Field and particle theories
Quantum field theory considers the vacuum ground state not to be completely empty, but to consist of a seething mass of virtual particles and fields. Since these fields do not have a permanent existence, they are called vacuum fluctuations. In the Casimir effect, two metal plates can cause a change in the vacuum energy density between them which generates a measurable force.
Some believe that vacuum energy might be the "dark energy" (also called quintessence) associated with the cosmological constant in general relativity and thought to be similar to a negative force of gravity.
Vacuum energy has a number of consequences. For one, vacuum fluctuations are always created as particle/antiparticle pairs. The creation of these "virtual particles" near the event horizon of a black hole has been hypothesized by physicist Stephen Hawking to be a mechanism for the eventual "evaporation" of black holes. The net energy of the universe remains zero so long as the particle pairs annihilate each other within Planck time.
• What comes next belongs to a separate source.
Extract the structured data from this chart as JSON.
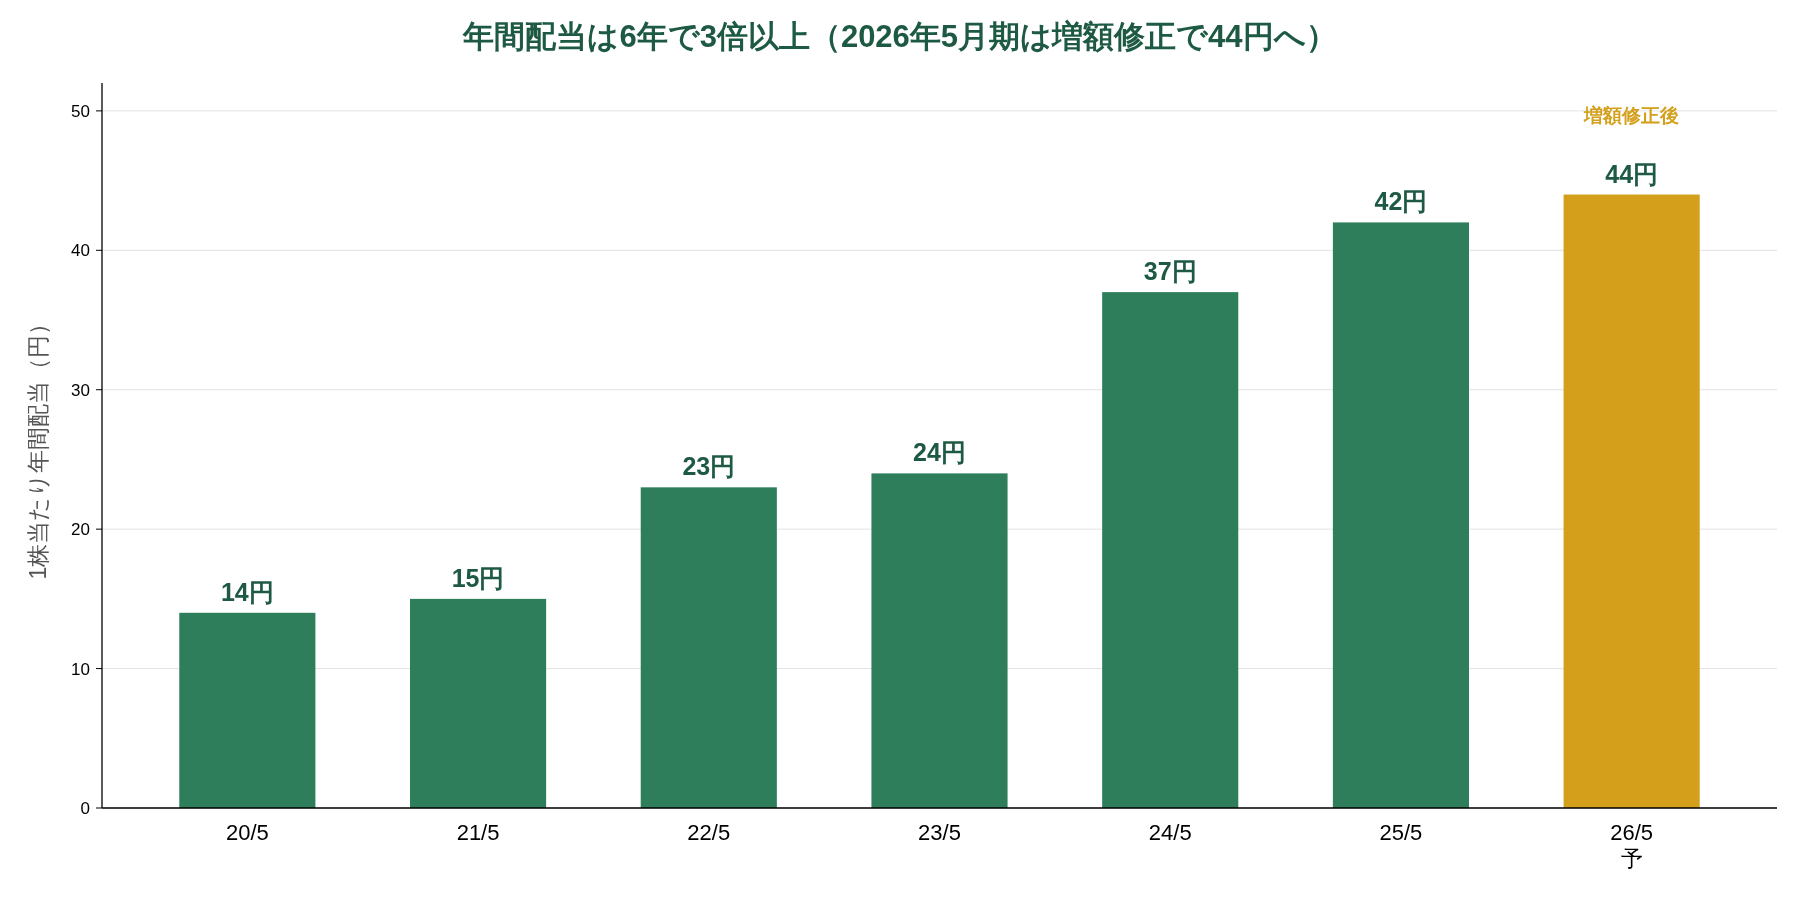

If one of the pair is pulled into the black hole before this, then the other particle becomes "real" and energy/mass is essentially radiated into space from the black hole. This loss is cumulative and could result in the black hole's disappearance over time. The time required is dependent on the mass of the black hole, but could be on the order of 10100 years for large solar-mass black holes.
The Grand unification theory predicts a non-zero cosmological constant from the energy of vacuum fluctuations. Examining normal physical processes with knowledge of these field phenomena can lead to an interesting insight in electrodynamics. During discussions of perpetual motion, the topic of vacuum energy usually encourages serious inquiries.
In 1934, Georges Lemaître used an unusual perfect-fluid equation of state to interpret the cosmological constant as due to vacuum energy. In 1973, Edward Tryon proposed that the Universe may be a large scale quantum mechanical vacuum fluctuation where positive mass-energy is balanced by negative gravitational potential energy. During the 1980s, there were many attempts to relate the fields that generate the vacuum energy to specific fields that were predicted by the Grand unification theory, and to use observations of the Universe to confirm that theory. These efforts had failed so far, and the exact nature of the particles or fields that generate vacuum energy, with a density such as that required by the Inflation theory, remains a mystery.